A Minimum Viable LocalGov Web Analytics Platform

(this first appeared on my Wordpress blog on 5 April 2016, I’ve re-surfaced it here because the issues it covers have been raised again in our 2018 local gov web survey https://thesatorilab.com/localgovweb and we probably want to refer to it)

Photo by Toa Heftiba on Unsplash

A couple of weeks ago I wrote about what a jolly good idea it would be if we could pull all Council website stats into one place.

As a next step in this journey I’ve set up a minimum viable analytics platform.

It’s very minimum. Out of the 400+local authorities, it features data from 2.

They are

East Sussex, my favourite council in this space, which publishes on data.gov.uk a Google account that will give anyone read access to their Google Analytics property

North Yorkshire, which doesn’t publish an account like East Sussex but kindly set one up to allow me to experiment.

So. The first order of business is to pull some data out of their Google Analytics account. I wanted to use the Google Analytics add-on for Google Sheets because it makes life very easy.
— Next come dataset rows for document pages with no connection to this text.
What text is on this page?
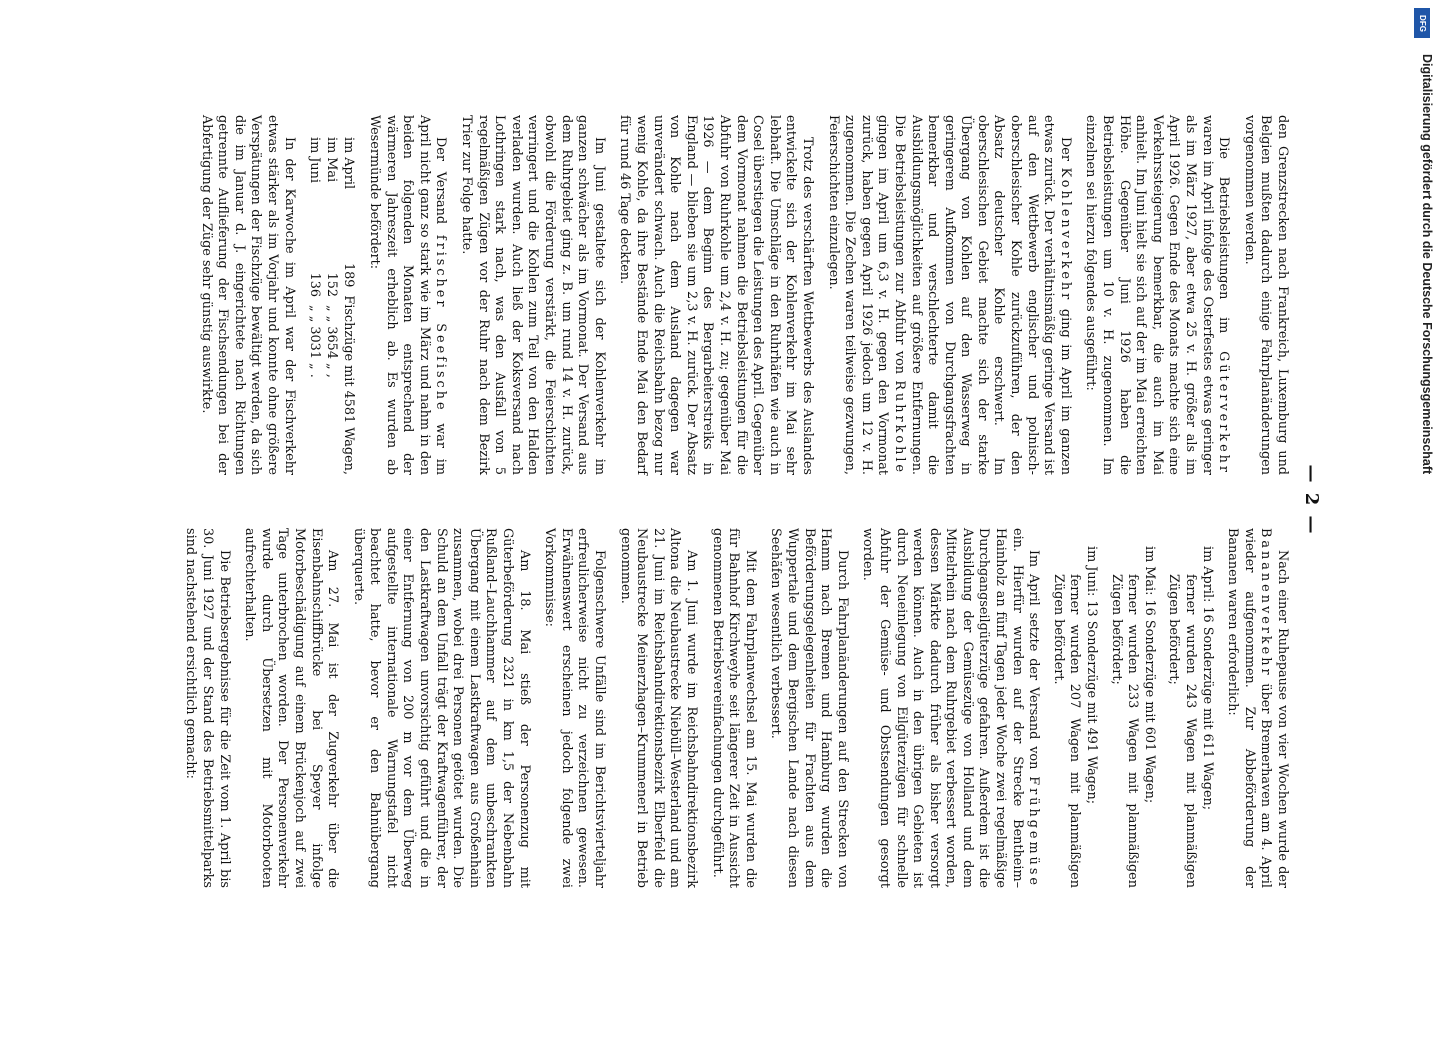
— 2 —

den Grenzstrecken nach Frankreich, Luxemburg und Belgien mußten dadurch einige Fahrplanänderungen vorgenommen werden.

Die Betriebsleistungen im Güterverkehr waren im April infolge des Osterfestes etwas geringer als im März 1927, aber etwa 25 v. H. größer als im April 1926. Gegen Ende des Monats machte sich eine Verkehrssteigerung bemerkbar, die auch im Mai anhielt. Im Juni hielt sie sich auf der im Mai erreichten Höhe. Gegenüber Juni 1926 haben die Betriebsleistungen um 10 v. H. zugenommen. Im einzelnen sei hierzu folgendes ausgeführt:

Der Kohlenverkehr ging im April im ganzen etwas zurück. Der verhältnismäßig geringe Versand ist auf den Wettbewerb englischer und polnisch-oberschlesischer Kohle zurückzuführen, der den Absatz deutscher Kohle erschwert. Im oberschlesischen Gebiet machte sich der starke Übergang von Kohlen auf den Wasserweg in geringerem Aufkommen von Durchgangsfrachten bemerkbar und verschlechterte damit die Ausbildungsmöglichkeiten auf größere Entfernungen. Die Betriebsleistungen zur Abfuhr von Ruhrkohle gingen im April um 6,3 v. H. gegen den Vormonat zurück, haben gegen April 1926 jedoch um 12 v. H. zugenommen. Die Zechen waren teilweise gezwungen, Feierschichten einzulegen.

Trotz des verschärften Wettbewerbs des Auslandes entwickelte sich der Kohlenverkehr im Mai sehr lebhaft. Die Umschläge in den Ruhrhäfen wie auch in Cosel überstiegen die Leistungen des April. Gegenüber dem Vormonat nahmen die Betriebsleistungen für die Abfuhr von Ruhrkohle um 2,4 v. H. zu; gegenüber Mai 1926 — dem Beginn des Bergarbeiterstreiks in England — blieben sie um 2,3 v. H. zurück. Der Absatz von Kohle nach dem Ausland dagegen war unverändert schwach. Auch die Reichsbahn bezog nur wenig Kohle, da ihre Bestände Ende Mai den Bedarf für rund 46 Tage deckten.

Im Juni gestaltete sich der Kohlenverkehr im ganzen schwächer als im Vormonat. Der Versand aus dem Ruhrgebiet ging z. B. um rund 14 v. H. zurück, obwohl die Förderung verstärkt, die Feierschichten verringert und die Kohlen zum Teil von den Halden verladen wurden. Auch ließ der Koksversand nach Lothringen stark nach, was den Ausfall von 5 regelmäßigen Zügen vor der Ruhr nach dem Bezirk Trier zur Folge hatte.

Der Versand frischer Seefische war im April nicht ganz so stark wie im März und nahm in den beiden folgenden Monaten entsprechend der wärmeren Jahreszeit erheblich ab. Es wurden ab Wesermünde befördert:

im April
189
Fischzüge mit 4581 Wagen,
im Mai
152
„ „ 3654 „ ,
im Juni
136
„ „ 3031 „ .

In der Karwoche im April war der Fischverkehr etwas stärker als im Vorjahr und konnte ohne größere Verspätungen der Fischzüge bewältigt werden, da sich die im Januar d. J. eingerichtete nach Richtungen getrennte Auflieferung der Fischsendungen bei der Abfertigung der Züge sehr günstig auswirkte.

Nach einer Ruhepause von vier Wochen wurde der Bananenverkehr über Bremerhaven am 4. April wieder aufgenommen. Zur Abbeförderung der Bananen waren erforderlich:

im April: 16 Sonderzüge mit 611 Wagen;
ferner wurden 243 Wagen mit planmäßigen Zügen befördert;
im Mai: 16 Sonderzüge mit 601 Wagen;
ferner wurden 233 Wagen mit planmäßigen Zügen befördert;
im Juni: 13 Sonderzüge mit 491 Wagen;
ferner wurden 207 Wagen mit planmäßigen Zügen befördert.

Im April setzte der Versand von Frühgemüse ein. Hierfür wurden auf der Strecke Bentheim–Hainholz an fünf Tagen jeder Woche zwei regelmäßige Durchgangseilgüterzüge gefahren. Außerdem ist die Ausbildung der Gemüsezüge von Holland und dem Mittelrhein nach dem Ruhrgebiet verbessert worden, dessen Märkte dadurch früher als bisher versorgt werden können. Auch in den übrigen Gebieten ist durch Neueinlegung von Eilgüterzügen für schnelle Abfuhr der Gemüse- und Obstsendungen gesorgt worden.

Durch Fahrplanänderungen auf den Strecken von Hamm nach Bremen und Hamburg wurden die Beförderungsgelegenheiten für Frachten aus dem Wuppertale und dem Bergischen Lande nach diesen Seehäfen wesentlich verbessert.

Mit dem Fahrplanwechsel am 15. Mai wurden die für Bahnhof Kirchweyhe seit längerer Zeit in Aussicht genommenen Betriebsvereinfachungen durchgeführt.

Am 1. Juni wurde im Reichsbahndirektionsbezirk Altona die Neubaustrecke Niebüll–Westerland und am 21. Juni im Reichsbahndirektionsbezirk Elberfeld die Neubaustrecke Meinerzhagen–Krummenerl in Betrieb genommen.

Folgenschwere Unfälle sind im Berichtsvierteljahr erfreulicherweise nicht zu verzeichnen gewesen. Erwähnenswert erscheinen jedoch folgende zwei Vorkommnisse:

Am 18. Mai stieß der Personenzug mit Güterbeförderung 2321 in km 1,5 der Nebenbahn Rußland–Lauchhammer auf dem unbeschrankten Übergang mit einem Lastkraftwagen aus Großenhain zusammen, wobei drei Personen getötet wurden. Die Schuld an dem Unfall trägt der Kraftwagenführer, der den Lastkraftwagen unvorsichtig geführt und die in einer Entfernung von 200 m vor dem Überweg aufgestellte internationale Warnungstafel nicht beachtet hatte, bevor er den Bahnübergang überquerte.

Am 27. Mai ist der Zugverkehr über die Eisenbahnschiffbrücke bei Speyer infolge Motorbeschädigung auf einem Brückenjoch auf zwei Tage unterbrochen worden. Der Personenverkehr wurde durch Übersetzen mit Motorbooten aufrechterhalten.

Die Betriebsergebnisse für die Zeit vom 1. April bis 30. Juni 1927 und der Stand des Betriebsmittelparks sind nachstehend ersichtlich gemacht:

DFG
Digitalisierung gefördert durch die Deutsche Forschungsgemeinschaft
Each spreadsheet has to be tied to one Google Account. In this that meant having to create 2 spreadsheets. Luckily I was able create each spreadsheet on Google Drive using the account details I had been given (yes I can see a problem with this too: bear with).

So I created a spreadsheet for each account and used the Add On to run some simple reports. Then I gave myself access to those spreadsheets and copied their contents into a Spreadsheet of my own devising.

And was able to draw a nice graph of sessions per month for each council.

It would be straightforward to add more councils in the same way if they published an account as these two have. I don’t think that’s the solution though.

Creating a Google Account and publishing the password is a really attractive idea but it does enable people to use Google services completely anonymously. They might well want to do that for nefarious reasons. The risk is pretty low whilst only one or two councils does it but the risk would grow significantly if it became standard practice.

This is annoying of course but there we are. What could we do instead?

  • We could encourage councils to run a standard set of reports and publish these. Google Sheets would be a neat way of doing this because the integration is simple and the data can be pulled out in many useful formats.
  • We could set up a series of localgovernmentawesomewebstats@gmail.com (that’s not me if it exists) accounts and ask councils to grant us access to their properties. That would save them the trouble of having to schedule reports and we could hand their data back to them nicely
  • We could ask councils to submit annual returns from their websites in a nice simple form
  • We could do all of those and give councils the choice

Going through this process makes me see why the US Government uses its own tracking script for Federal Departments and Websites. From my point of view that would be the most satisfactory approach but 650,000,000 visits a year probably equates to 1.5bn records a year so that’s not a project we’re going to manage successfully as a spare time endeavour.

But I’d really like to hear from others on this.